No parecen esas características del cine de John M. Stahl si se atiende a su obra más reconocida, esa explosión de color y emociones llamada "Leave her to heaven"
El film que quizá mejor sintetiza su maestría, "Holy matrimony", es una comedia de maneras antiguas, invernal y muy inglesa, monótona si se quiere en su encantadora marcha, modesta, pero tocada por la magia.
Basada en la deliciosa novela "Buried alive" del oscurecido y olvidado escritor Arnold Bennett, "Holy matrimony" es básicamente - y se vuelve una y otra vez a sus imágenes para en ello recrearse - el retrato de fondo de una mujer extraordinaria, Alice.
Una mujer que ronda los cuarenta años, de gráciles maneras, decidida aunque no muy agraciada físicamente, que no pierde el tiempo en tonterías, ni se ha contaminado de novelitas rosas esperando un hombre perfecto. Alice respondió a un anuncio en la sección de contactos y ha intercambiado algunas cartas bastante formales con Henry Leek, el mayordomo del primero entre los pintores ingleses, Priam Farll, plácidamente retirado en los mares del sur. Una mañana importunan a Farll queriéndolo nombrar Caballero y obligándole a emprender un viaje de vuelta a su país. Leek enferma y muere nada más llegar a Londres y Farll, reticente a cualquier boato, aprovecha para intercambiar roles con su sirviente... que había a su vez enviado una foto de Farll a Alice como si fuera él.
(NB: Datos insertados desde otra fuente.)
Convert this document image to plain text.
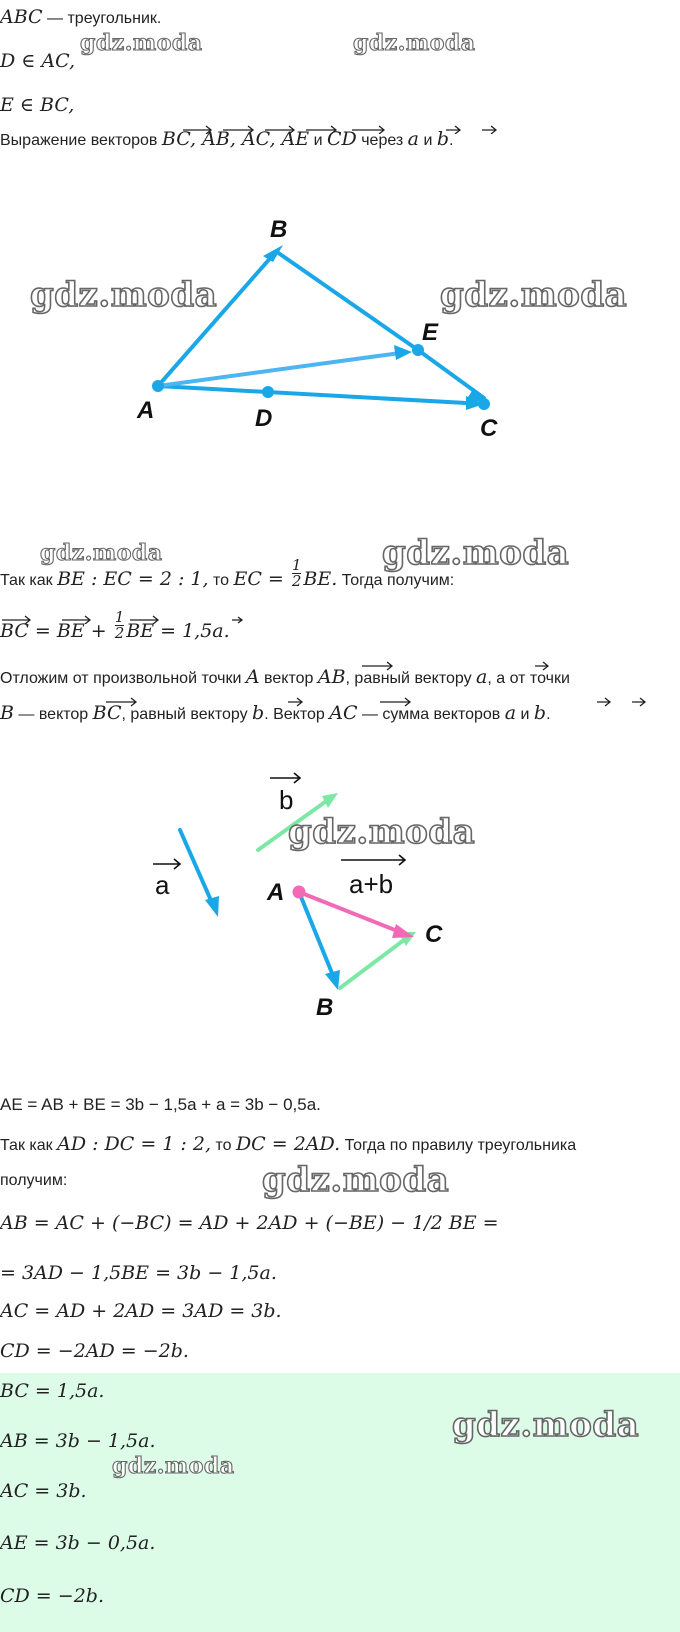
ABC — треугольник.
D ∈ AC,
E ∈ BC,
Выражение векторов BC, AB, AC, AE и CD через a и b.
B
E
A	D	C
Так как BE : EC = 2 : 1, то EC = $\frac{1}{2}$ BE. Тогда получим:
BC = BE + $\frac{1}{2}$ BE = 1,5a.
Отложим от произвольной точки A вектор AB, равный вектору a, а от точки
B — вектор BC, равный вектору b. Вектор AC — сумма векторов a и b.
a
b
a+b
A
C
B
AE = AB + BE = 3b − 1,5a + a = 3b − 0,5a.
Так как AD : DC = 1 : 2, то DC = 2AD. Тогда по правилу треугольника
получим:
AB = AC + (−BC) = AD + 2AD + (−BE) − 1/2 BE =
= 3AD − 1,5BE = 3b − 1,5a.
AC = AD + 2AD = 3AD = 3b.
CD = −2AD = −2b.
BC = 1,5a.
AB = 3b − 1,5a.
AC = 3b.
AE = 3b − 0,5a.
CD = −2b.
gdz.moda	gdz.moda
gdz.moda	gdz.moda
gdz.moda	gdz.moda
gdz.moda
gdz.moda
gdz.moda
gdz.moda
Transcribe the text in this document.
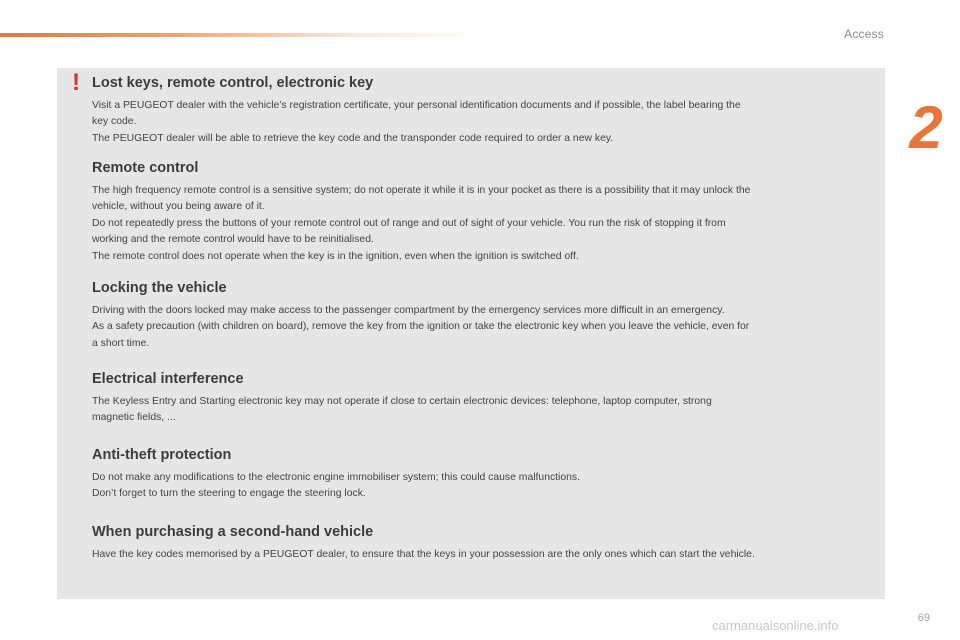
Access
2
! Lost keys, remote control, electronic key

Visit a PEUGEOT dealer with the vehicle’s registration certificate, your personal identification documents and if possible, the label bearing the

key code.

The PEUGEOT dealer will be able to retrieve the key code and the transponder code required to order a new key.

Remote control

The high frequency remote control is a sensitive system; do not operate it while it is in your pocket as there is a possibility that it may unlock the

vehicle, without you being aware of it.

Do not repeatedly press the buttons of your remote control out of range and out of sight of your vehicle. You run the risk of stopping it from

working and the remote control would have to be reinitialised.

The remote control does not operate when the key is in the ignition, even when the ignition is switched off.

Locking the vehicle

Driving with the doors locked may make access to the passenger compartment by the emergency services more difficult in an emergency.

As a safety precaution (with children on board), remove the key from the ignition or take the electronic key when you leave the vehicle, even for

a short time.

Electrical interference

The Keyless Entry and Starting electronic key may not operate if close to certain electronic devices: telephone, laptop computer, strong

magnetic fields, ...

Anti-theft protection

Do not make any modifications to the electronic engine immobiliser system; this could cause malfunctions.

Don’t forget to turn the steering to engage the steering lock.

When purchasing a second-hand vehicle

Have the key codes memorised by a PEUGEOT dealer, to ensure that the keys in your possession are the only ones which can start the vehicle.

69
carmanualsonline.info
Farll marchó lejos, muy lejos, hace mucho, porque quería vivir sólo, "a su manera", sin engrasar un mercadeo que sólo tiene en cuenta quién firma una obra, su valor nominal. Otra suerte hubiese corrido esta maravillosa película tal vez si se hubiese "expuesto" junto a un par de Lubitsch finales, "Heaven can wait" y "Clunny Brown", con los que comparte varios actores y actrices, parecidos convencimientos y rebeldía, una similar ausencia de momentos deslumbrantes y una absoluta falta de otros prescindibles. Se habla muchas veces y gratuitamente de química entre intérpretes, de cómo de bien lucen en sus escenas conjuntas y la "electricidad" que generan sus diálogos y cuerpos. Monty Woolley y Gracie Fields, pareja en la vida, secundarios habituales (tardío en el cine él, a menudo Doctor por su aspecto instruido, que era real; característica en comedias británicas no muy conocidas ella), no necesitaban ni siquiera hablar o tocarse para transmitir lo bien que se compenetraban sin oponerse a los demás, más bien ignorándolos, despreciando sus códigos. El amor maduro de estos dos outsiders tiene mucho de infantil, de juego frente a lo que acontece en la realidad, que es un aburrimiento.
Ese íntimo deseo de ver reconocida su obra, que tantos se han llevado a la tumba insatisfecho, deja Stahl que fluya sin ironías ni remilgos, contraponiendo como solía el drama insoportable de un sólo personaje mientras todo transcurre con una normalidad lenta y previsible.
De esos contrastes, nada altisonantes ni simplificados, sin desenlaces efectistas como si el mundo entero de repente pudiera reparar en el problema de alguien, está hecho su cine.